Fecal microbial pollution in river and coastal environments: Influence of weather conditions

Coastal systems are under increasing threat from human activity and climate-driven disturbances, yet the specific impact of different weather conditions on microbial contamination remains insufficiently resolved. It was hypothesized that precipitation regimes, intensified by climate change, act as primary drivers of fecal microbial pollution and nutrient mobilization in riverine and coastal systems. To test this hypothesis, the Arzilla river (located in the western Adriatic Sea, Italy) and its adjacent coastal waters were investigated using an event-based spatial sampling design. Nutrients and total suspended matter were analysed, and the occurrence of Escherichia coli and intestinal enterococci were examined under contrasting weather conditions (ranging from drought to heavy rainfall). Despite its small size, the Arzilla watershed represents a model of a Mediterranean system where geomorphological, hydrological, and anthropogenic factors converge, making it representative for ecological and management considerations at a larger scale.

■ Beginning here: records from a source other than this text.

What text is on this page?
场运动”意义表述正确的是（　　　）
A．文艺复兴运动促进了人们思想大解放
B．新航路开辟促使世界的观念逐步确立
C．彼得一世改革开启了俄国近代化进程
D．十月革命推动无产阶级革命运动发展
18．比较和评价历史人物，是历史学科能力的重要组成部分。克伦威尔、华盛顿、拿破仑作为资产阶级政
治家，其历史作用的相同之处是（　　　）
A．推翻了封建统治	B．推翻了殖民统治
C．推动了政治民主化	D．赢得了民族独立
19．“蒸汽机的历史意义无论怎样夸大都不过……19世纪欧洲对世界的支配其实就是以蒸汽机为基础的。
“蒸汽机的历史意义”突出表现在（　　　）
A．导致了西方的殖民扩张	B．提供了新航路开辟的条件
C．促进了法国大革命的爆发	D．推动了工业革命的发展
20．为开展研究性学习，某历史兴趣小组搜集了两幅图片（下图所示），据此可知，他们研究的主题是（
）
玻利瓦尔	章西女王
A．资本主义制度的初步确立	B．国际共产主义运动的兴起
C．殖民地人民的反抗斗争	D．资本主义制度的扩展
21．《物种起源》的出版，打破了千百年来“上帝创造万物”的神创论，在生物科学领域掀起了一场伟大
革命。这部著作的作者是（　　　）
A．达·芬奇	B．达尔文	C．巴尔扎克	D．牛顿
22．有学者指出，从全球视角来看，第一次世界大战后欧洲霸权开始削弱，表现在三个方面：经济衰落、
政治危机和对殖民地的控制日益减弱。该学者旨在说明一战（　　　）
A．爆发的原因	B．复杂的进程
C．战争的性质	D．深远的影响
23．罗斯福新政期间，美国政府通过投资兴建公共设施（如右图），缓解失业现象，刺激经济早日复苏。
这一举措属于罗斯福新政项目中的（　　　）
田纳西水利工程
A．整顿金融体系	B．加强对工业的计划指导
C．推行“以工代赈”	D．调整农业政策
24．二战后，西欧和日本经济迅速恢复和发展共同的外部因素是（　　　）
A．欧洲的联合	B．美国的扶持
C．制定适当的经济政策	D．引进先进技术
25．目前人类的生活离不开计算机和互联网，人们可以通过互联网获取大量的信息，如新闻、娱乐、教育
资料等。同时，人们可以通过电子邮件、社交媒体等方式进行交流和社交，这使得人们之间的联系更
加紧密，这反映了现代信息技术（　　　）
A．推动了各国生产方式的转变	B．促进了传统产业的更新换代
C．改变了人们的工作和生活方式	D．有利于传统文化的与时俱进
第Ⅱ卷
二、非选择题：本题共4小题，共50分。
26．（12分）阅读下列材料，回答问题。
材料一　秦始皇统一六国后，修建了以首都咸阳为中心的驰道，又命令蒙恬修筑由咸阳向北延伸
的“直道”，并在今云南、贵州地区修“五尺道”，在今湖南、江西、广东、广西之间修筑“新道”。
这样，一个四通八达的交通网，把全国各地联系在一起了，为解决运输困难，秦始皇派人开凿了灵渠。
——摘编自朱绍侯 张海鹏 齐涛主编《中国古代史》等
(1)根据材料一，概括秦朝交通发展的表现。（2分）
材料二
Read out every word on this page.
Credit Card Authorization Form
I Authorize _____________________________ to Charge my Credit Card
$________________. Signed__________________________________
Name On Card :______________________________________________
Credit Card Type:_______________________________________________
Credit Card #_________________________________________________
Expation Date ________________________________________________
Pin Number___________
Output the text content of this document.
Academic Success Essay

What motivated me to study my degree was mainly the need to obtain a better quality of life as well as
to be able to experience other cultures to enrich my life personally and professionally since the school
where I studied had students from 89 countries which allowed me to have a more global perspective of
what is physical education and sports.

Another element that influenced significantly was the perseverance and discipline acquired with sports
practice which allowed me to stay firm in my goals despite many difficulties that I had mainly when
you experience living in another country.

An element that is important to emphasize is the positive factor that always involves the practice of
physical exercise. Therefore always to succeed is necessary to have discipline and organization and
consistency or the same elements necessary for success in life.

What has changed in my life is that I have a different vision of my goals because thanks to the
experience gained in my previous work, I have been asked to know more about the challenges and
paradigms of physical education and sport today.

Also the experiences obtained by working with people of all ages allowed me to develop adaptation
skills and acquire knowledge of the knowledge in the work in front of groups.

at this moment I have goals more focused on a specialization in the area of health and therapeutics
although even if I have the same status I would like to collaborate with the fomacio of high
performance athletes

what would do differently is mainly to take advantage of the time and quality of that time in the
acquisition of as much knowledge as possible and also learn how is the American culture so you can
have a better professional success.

Rainfall intensity has been demonstrated to exert a significant influence on the expression of microbial responses. An extreme precipitation event with levels in excess of 100 mm, resulted in elevated microbial loads exceeding regulatory thresholds at both river and marine stations. The range of microbial loads at the river stations was from 20 to >30,000 CFU/100 mL, while at the marine stations it was from <10 to >140,000 CFU/100 mL. These findings underscore, the vulnerability of coastal waters to climate change-related disturbances. An increase of nutrients and TSM concentrations during periods of wet conditions was observed, indicating an enhancement in runoff-driven transport. Enterococci exhibited greater persistence and delayed peaks compared to E. coli. The findings of this study provide mechanistic insight into the short-term dynamics linking precipitation regimes, microbial pollution, and nutrient mobilization at the land–sea interface. The findings emphasize the vulnerability of small Mediterranean catchments to climate-driven disturbances and underscore the need to integrate adaptive, event-based monitoring methodologies into European management frameworks.